Otra cosa distinta, pero complementaria, representa Luz portátil, un título de colección que apela a la vez a cierta condición mítica, la antorcha que ilumina el camino, y a una dimensión cotidiana. Los libros publicados en ella –treinta en diez años– no sólo tienen la ya característica calidad tipográfica, de diseño e impresión que caracteriza a Artes de México, sino además incorpora un elemento muy importante: la colaboración entre escritores y fotógrafos. Es decir: no se reúnen textos y fotos al golpe del azar, sino que se piensan y trabajan en colaboración entre ambos creadores, se parte del ensayo fotográfico previo –es decir, no una foto, sino una secuencia o serie– y el escritor trabaja a partir de allí. Parece fácil, pero no lo es. El hecho de que tengan ya treinta títulos es un ejemplo de la inteligencia para llevar adelante el proyecto. El actual coordinador del proyecto es Pedro Tzontémoc, fotógrafo él mismo y autor de un libro, el segundo de la colección, El ser y la nada, en colaboración con David Huerta.

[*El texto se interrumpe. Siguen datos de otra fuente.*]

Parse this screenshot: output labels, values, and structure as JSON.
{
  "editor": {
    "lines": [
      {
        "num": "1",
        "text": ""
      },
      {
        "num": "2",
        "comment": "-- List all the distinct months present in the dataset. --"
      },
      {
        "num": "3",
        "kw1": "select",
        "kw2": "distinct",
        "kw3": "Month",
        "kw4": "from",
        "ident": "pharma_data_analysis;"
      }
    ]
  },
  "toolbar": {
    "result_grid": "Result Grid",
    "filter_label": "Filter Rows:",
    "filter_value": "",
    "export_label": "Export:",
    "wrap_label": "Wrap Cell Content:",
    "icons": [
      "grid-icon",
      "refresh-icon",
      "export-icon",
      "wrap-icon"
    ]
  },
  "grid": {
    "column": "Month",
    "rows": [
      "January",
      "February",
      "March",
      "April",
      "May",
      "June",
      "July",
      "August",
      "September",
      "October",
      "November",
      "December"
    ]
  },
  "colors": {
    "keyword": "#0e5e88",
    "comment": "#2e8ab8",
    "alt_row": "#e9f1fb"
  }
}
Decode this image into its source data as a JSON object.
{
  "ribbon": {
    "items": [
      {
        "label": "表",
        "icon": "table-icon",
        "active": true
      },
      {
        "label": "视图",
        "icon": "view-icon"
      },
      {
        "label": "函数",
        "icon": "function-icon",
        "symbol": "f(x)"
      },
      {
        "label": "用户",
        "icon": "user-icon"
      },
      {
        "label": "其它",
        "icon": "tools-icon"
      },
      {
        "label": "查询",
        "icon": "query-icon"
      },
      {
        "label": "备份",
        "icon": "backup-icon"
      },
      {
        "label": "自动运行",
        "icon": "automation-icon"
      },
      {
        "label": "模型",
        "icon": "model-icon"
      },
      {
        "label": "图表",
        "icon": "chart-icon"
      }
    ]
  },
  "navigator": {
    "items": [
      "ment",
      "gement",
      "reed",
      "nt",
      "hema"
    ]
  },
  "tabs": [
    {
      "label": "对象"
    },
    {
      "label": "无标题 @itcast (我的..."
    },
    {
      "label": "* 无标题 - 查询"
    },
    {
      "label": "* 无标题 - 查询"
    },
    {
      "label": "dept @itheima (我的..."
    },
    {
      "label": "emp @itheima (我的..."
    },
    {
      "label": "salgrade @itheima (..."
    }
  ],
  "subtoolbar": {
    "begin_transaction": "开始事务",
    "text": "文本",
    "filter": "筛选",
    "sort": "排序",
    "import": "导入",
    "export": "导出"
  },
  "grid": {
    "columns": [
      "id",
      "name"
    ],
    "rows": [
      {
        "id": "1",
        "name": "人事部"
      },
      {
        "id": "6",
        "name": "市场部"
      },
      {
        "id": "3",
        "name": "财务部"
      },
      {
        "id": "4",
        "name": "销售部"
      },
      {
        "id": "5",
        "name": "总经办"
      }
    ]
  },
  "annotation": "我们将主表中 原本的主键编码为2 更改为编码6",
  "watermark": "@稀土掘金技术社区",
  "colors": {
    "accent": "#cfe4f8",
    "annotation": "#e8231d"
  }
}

Es importante el maridaje de la secuencia con el ensayo reflexivo. En cierta manera es lo que le hace falta a veces a los fotorreporteros al calor de la presión noticiosa, o lo que claramente busca el coleccionismo –no he visto la exposición en el CaSa, pero conozco las facetas del coleccionismo de Toledo en pintura y grabado. La idea de instantánea, tradicionalmente muy arraigada en la fotografía como sinónimo de tiempo detenido, rompe sus límites a través del ensayo fotográfico, algo más propio de esa técnica que la antigua y hoy casi olvidada idea de la foto narración o foto novela.

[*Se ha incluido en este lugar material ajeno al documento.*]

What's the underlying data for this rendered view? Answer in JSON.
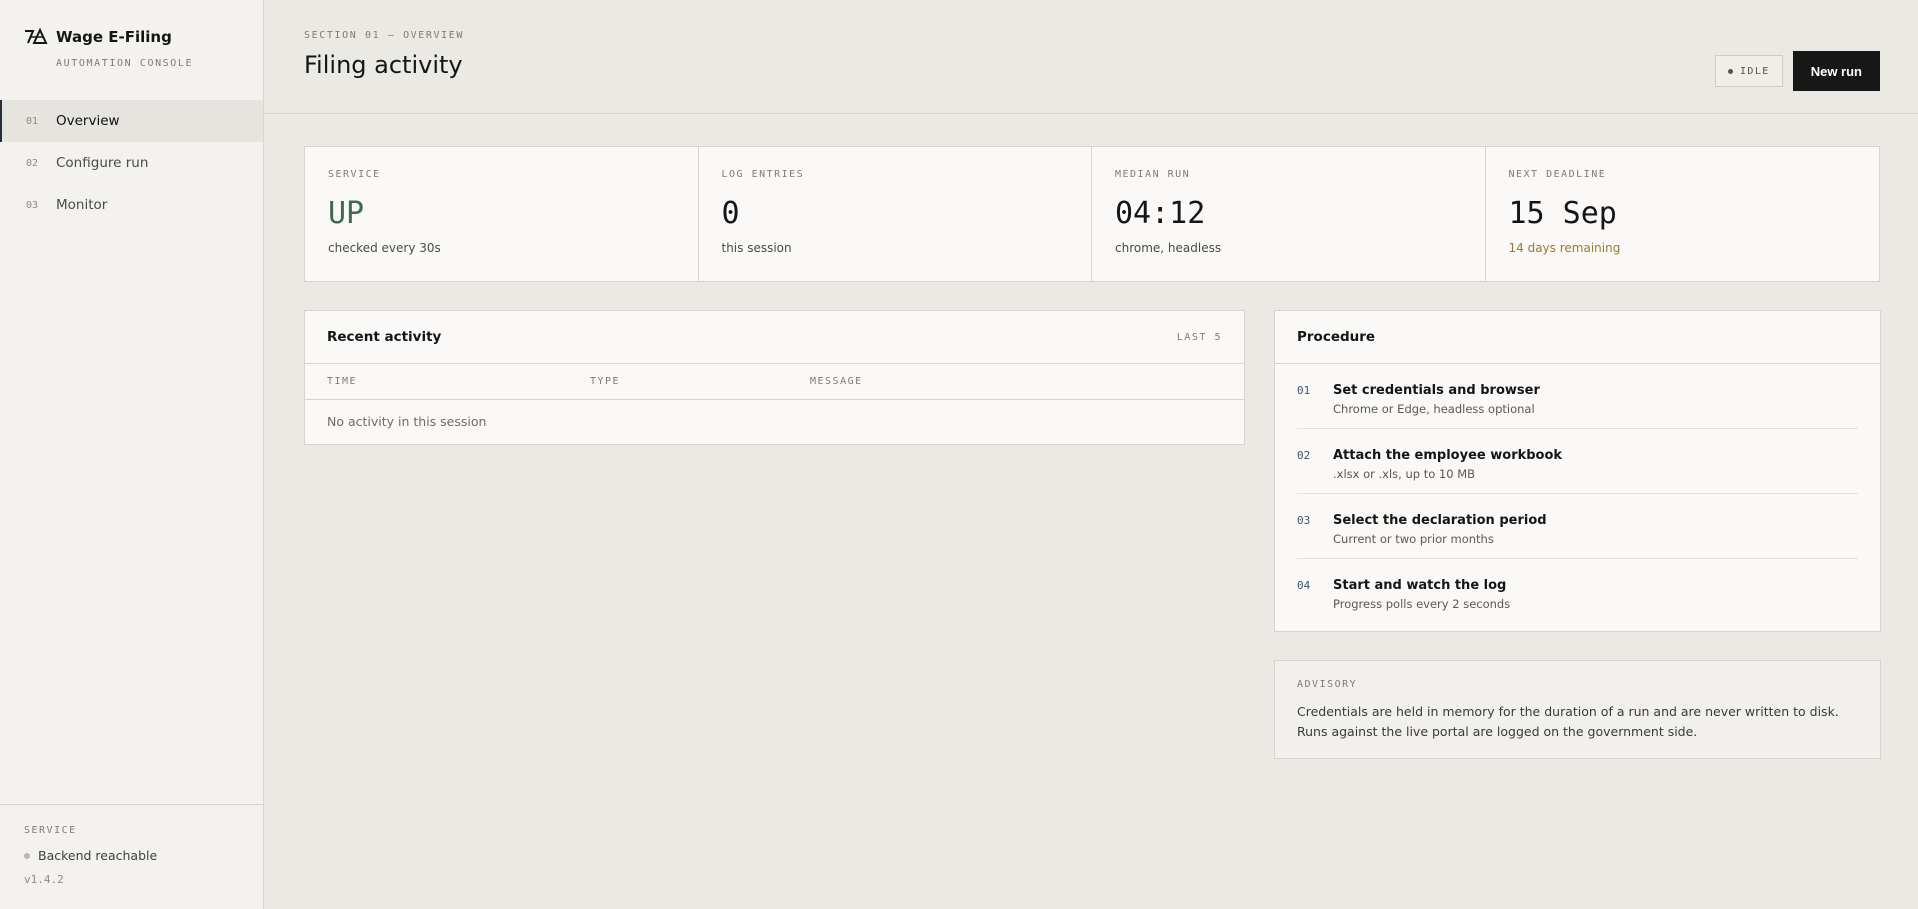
{
  "brand": {
    "title": "Wage E-Filing",
    "subtitle": "AUTOMATION CONSOLE"
  },
  "nav": [
    {
      "num": "01",
      "label": "Overview",
      "active": true
    },
    {
      "num": "02",
      "label": "Configure run",
      "active": false
    },
    {
      "num": "03",
      "label": "Monitor",
      "active": false
    }
  ],
  "sidebar_footer": {
    "caption": "SERVICE",
    "status": "Backend reachable",
    "version": "v1.4.2"
  },
  "header": {
    "eyebrow": "SECTION 01 — OVERVIEW",
    "title": "Filing activity",
    "status_pill": "IDLE",
    "primary_button": "New run"
  },
  "stats": [
    {
      "label": "SERVICE",
      "value": "UP",
      "sub": "checked every 30s"
    },
    {
      "label": "LOG ENTRIES",
      "value": "0",
      "sub": "this session"
    },
    {
      "label": "MEDIAN RUN",
      "value": "04:12",
      "sub": "chrome, headless"
    },
    {
      "label": "NEXT DEADLINE",
      "value": "15 Sep",
      "sub": "14 days remaining"
    }
  ],
  "activity": {
    "title": "Recent activity",
    "meta": "LAST 5",
    "columns": [
      "TIME",
      "TYPE",
      "MESSAGE"
    ],
    "empty": "No activity in this session"
  },
  "procedure": {
    "title": "Procedure",
    "steps": [
      {
        "num": "01",
        "title": "Set credentials and browser",
        "desc": "Chrome or Edge, headless optional"
      },
      {
        "num": "02",
        "title": "Attach the employee workbook",
        "desc": ".xlsx or .xls, up to 10 MB"
      },
      {
        "num": "03",
        "title": "Select the declaration period",
        "desc": "Current or two prior months"
      },
      {
        "num": "04",
        "title": "Start and watch the log",
        "desc": "Progress polls every 2 seconds"
      }
    ]
  },
  "advisory": {
    "caption": "ADVISORY",
    "text": "Credentials are held in memory for the duration of a run and are never written to disk. Runs against the live portal are logged on the government side."
  },
  "colors": {
    "accent": "#171717",
    "service_up": "#3e6b4f",
    "deadline_warn": "#9a7a2e",
    "background": "#ebe9e4"
  }
}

La tradición fotográfica mexicana es, y hay que poder decirlo, extraordinaria, pero además ha conseguido a lo largo de su historia encontrar los vehículos –exposiciones, libros, revistas, prensa– para comunicarse con el público e incidir en la sociedad. Los hechos mencionados aquí –la exposición en el CaSa y los actos de celebración por los aniversarios de Cuarto Oscuro y de Luz portátil– son golondrinas que sí representan un hermoso verano.